Ethics Summary Template

Create

notes/ethics-summary.md

# Ethics/Governance Document Summary

**Source**: [filename]
**Extracted**: [timestamp]

## Study Identification
- **Protocol Title**: [extracted or "[not found]"]
- **Approval Number**: [extracted or "[not found]"]
- **Approving Body**: [IRB, IACUC, Ethics Committee, etc.]
- **Principal Investigator**: [extracted or "[not found]"]
- **Approval Date**: [extracted or "[not found]"]

## Study Design
- **Study Type**: [interventional/observational/retrospective/computational/etc.]
- **Design**: [RCT, cohort, case-control, cross-sectional, simulation, etc.]
- **Duration**: [study period]

## Population/Subjects
- **Target Population**: [description]
- **Inclusion Criteria**:
  - [criterion 1]
  - [criterion 2]
  - ...
- **Exclusion Criteria**:
  - [criterion 1]
  - [criterion 2]
  - ...
- **Sample Size**: [N with justification if provided]

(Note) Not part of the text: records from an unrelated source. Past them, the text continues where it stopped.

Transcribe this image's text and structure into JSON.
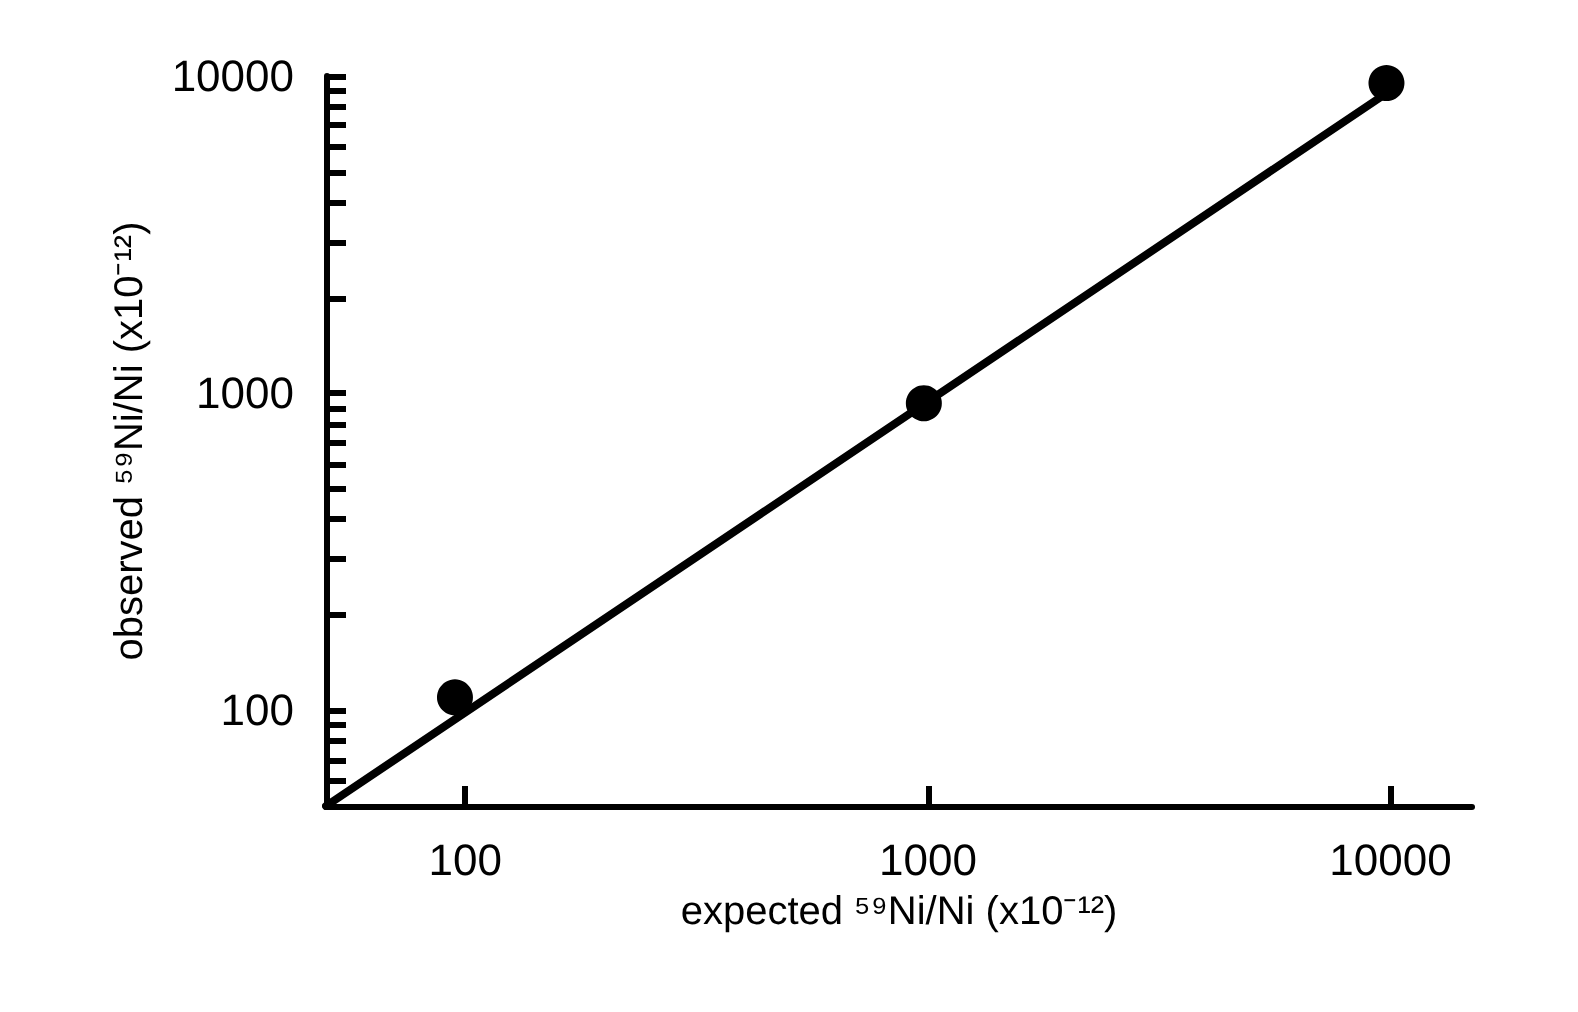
{
  "chart_data": {
    "type": "scatter",
    "xlabel": "expected ⁵⁹Ni/Ni (x10⁻¹²)",
    "ylabel": "observed ⁵⁹Ni/Ni (x10⁻¹²)",
    "log": "xy",
    "grid": false,
    "marker": "circle",
    "xlim": [
      50,
      15000
    ],
    "ylim": [
      50,
      10000
    ],
    "xticks": [
      100,
      1000,
      10000
    ],
    "yticks": [
      {
        "value": 60,
        "label": null
      },
      {
        "value": 70,
        "label": null
      },
      {
        "value": 80,
        "label": null
      },
      {
        "value": 90,
        "label": null
      },
      100,
      {
        "value": 200,
        "label": null
      },
      {
        "value": 300,
        "label": null
      },
      {
        "value": 400,
        "label": null
      },
      {
        "value": 500,
        "label": null
      },
      {
        "value": 600,
        "label": null
      },
      {
        "value": 700,
        "label": null
      },
      {
        "value": 800,
        "label": null
      },
      {
        "value": 900,
        "label": null
      },
      1000,
      {
        "value": 2000,
        "label": null
      },
      {
        "value": 3000,
        "label": null
      },
      {
        "value": 4000,
        "label": null
      },
      {
        "value": 5000,
        "label": null
      },
      {
        "value": 6000,
        "label": null
      },
      {
        "value": 7000,
        "label": null
      },
      {
        "value": 8000,
        "label": null
      },
      {
        "value": 9000,
        "label": null
      },
      10000
    ],
    "series": [
      {
        "color": "#000000",
        "x": [
          95,
          980,
          9800
        ],
        "values": [
          110,
          930,
          9500
        ]
      },
      {
        "type": "line",
        "color": "#000000",
        "marker": "none",
        "line_style": "solid",
        "x": [
          50,
          10000
        ],
        "values": [
          50,
          9000
        ]
      }
    ]
  }
}
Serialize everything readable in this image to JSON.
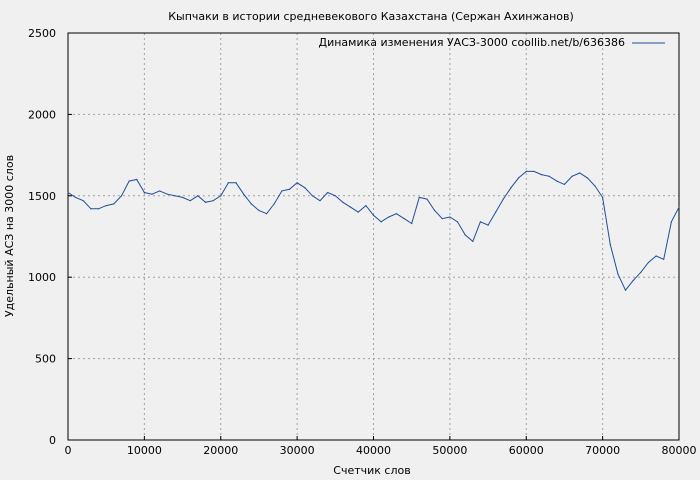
{
  "chart_data": {
    "type": "line",
    "title": "Кыпчаки в истории средневекового Казахстана (Сержан Ахинжанов)",
    "xlabel": "Счетчик слов",
    "ylabel": "Удельный АСЗ на 3000 слов",
    "xlim": [
      0,
      80000
    ],
    "ylim": [
      0,
      2500
    ],
    "xticks": [
      "0",
      "10000",
      "20000",
      "30000",
      "40000",
      "50000",
      "60000",
      "70000",
      "80000"
    ],
    "yticks": [
      "0",
      "500",
      "1000",
      "1500",
      "2000",
      "2500"
    ],
    "grid": true,
    "legend_position": "top-right",
    "series": [
      {
        "name": "Динамика изменения УАСЗ-3000 coollib.net/b/636386",
        "color": "#1f4e9a",
        "x": [
          0,
          1000,
          2000,
          3000,
          4000,
          5000,
          6000,
          7000,
          8000,
          9000,
          10000,
          11000,
          12000,
          13000,
          14000,
          15000,
          16000,
          17000,
          18000,
          19000,
          20000,
          21000,
          22000,
          23000,
          24000,
          25000,
          26000,
          27000,
          28000,
          29000,
          30000,
          31000,
          32000,
          33000,
          34000,
          35000,
          36000,
          37000,
          38000,
          39000,
          40000,
          41000,
          42000,
          43000,
          44000,
          45000,
          46000,
          47000,
          48000,
          49000,
          50000,
          51000,
          52000,
          53000,
          54000,
          55000,
          56000,
          57000,
          58000,
          59000,
          60000,
          61000,
          62000,
          63000,
          64000,
          65000,
          66000,
          67000,
          68000,
          69000,
          70000,
          71000,
          72000,
          73000,
          74000,
          75000,
          76000,
          77000,
          78000,
          79000,
          80000
        ],
        "values": [
          1520,
          1490,
          1470,
          1420,
          1420,
          1440,
          1450,
          1500,
          1590,
          1600,
          1520,
          1510,
          1530,
          1510,
          1500,
          1490,
          1470,
          1500,
          1460,
          1470,
          1500,
          1580,
          1580,
          1510,
          1450,
          1410,
          1390,
          1450,
          1530,
          1540,
          1580,
          1550,
          1500,
          1470,
          1520,
          1500,
          1460,
          1430,
          1400,
          1440,
          1380,
          1340,
          1370,
          1390,
          1360,
          1330,
          1490,
          1480,
          1410,
          1360,
          1370,
          1340,
          1260,
          1220,
          1340,
          1320,
          1400,
          1480,
          1550,
          1610,
          1650,
          1650,
          1630,
          1620,
          1590,
          1570,
          1620,
          1640,
          1610,
          1560,
          1490,
          1200,
          1020,
          920,
          980,
          1030,
          1090,
          1130,
          1110,
          1340,
          1430
        ]
      }
    ]
  }
}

## Procedures & Interventions
- [Procedure 1]
- [Procedure 2]
- ...

## Endpoints/Outcomes
- **Primary**: [endpoint]
- **Secondary**: [endpoints]

## Statistical Considerations
- **Power Analysis**: [if provided or "[not found]"]
- **Planned Analyses**: [if provided or "[not found]"]

## Notes
[Any additional relevant context, caveats, or sections that were unclear]

Mark fields as

[not found]

if not present in the document.

Step 6: Generate inventory.md

Create structured inventory document:

# Project Inventory

Generated: [timestamp]
Project: [folder name]

## Configuration

- **GitHub**: [url] (branch: [branch])
- **Target Journal**: [journal]
- **Word Limit**: [limit]
- **Citation Style**: [style]

## Papers ([count] files)

| Filename | Size | Notes |
|----------|------|-------|
| smith-2023.pdf | 1.2 MB | |
| jones-2022.pdf | 0.8 MB | |

## Data ([count] files)

| Filename | Size | Rows | Columns | Preview |
|----------|------|------|---------|---------|
| results.csv | 45 KB | 156 | 12 | patient_id, age, sex, ... |
| demographics.csv | 12 KB | 156 | 8 | patient_id, age, sex, ... |

## Figures ([count] files)

| Filename | Dimensions | Size |
|----------|------------|------|
| figure1.png | 1200x800 | 340 KB |
| figure2.png | 1000x600 | 210 KB |

## Code Repository

- **URL**: [github url]
- **Language**: Python
- **Key Files**:
  - `analysis.ipynb` - Main analysis notebook
  - `preprocessing.py` - Data preprocessing
  - `models.py` - ML models
- **Dependencies**: pandas, scikit-learn, matplotlib, ...

## Ethics Documents

| Filename | Format | Status |
|----------|--------|--------|
| protocol.pdf | PDF | ✓ Extracted to notes/ethics-summary.md |

*Or: "No ethics documents provided"*

## Summary

| Category | Count | Status |
|----------|-------|--------|
| Papers | [n] | ✓ Ready |
| Data files | [n] | ✓ Ready |
| Figures | [n] | ✓ Ready |
| Code repo | 1 | ✓ Cloned |
| Ethics documents | [n] | ✓ Extracted / Not provided |

## Missing/Warnings

- [List any issues found]

Output

Save to:

project/inventory.md

Create notes directory structure:

mkdir -p notes/papers notes/papers-library drafts

Return to parent skill with inventory summary.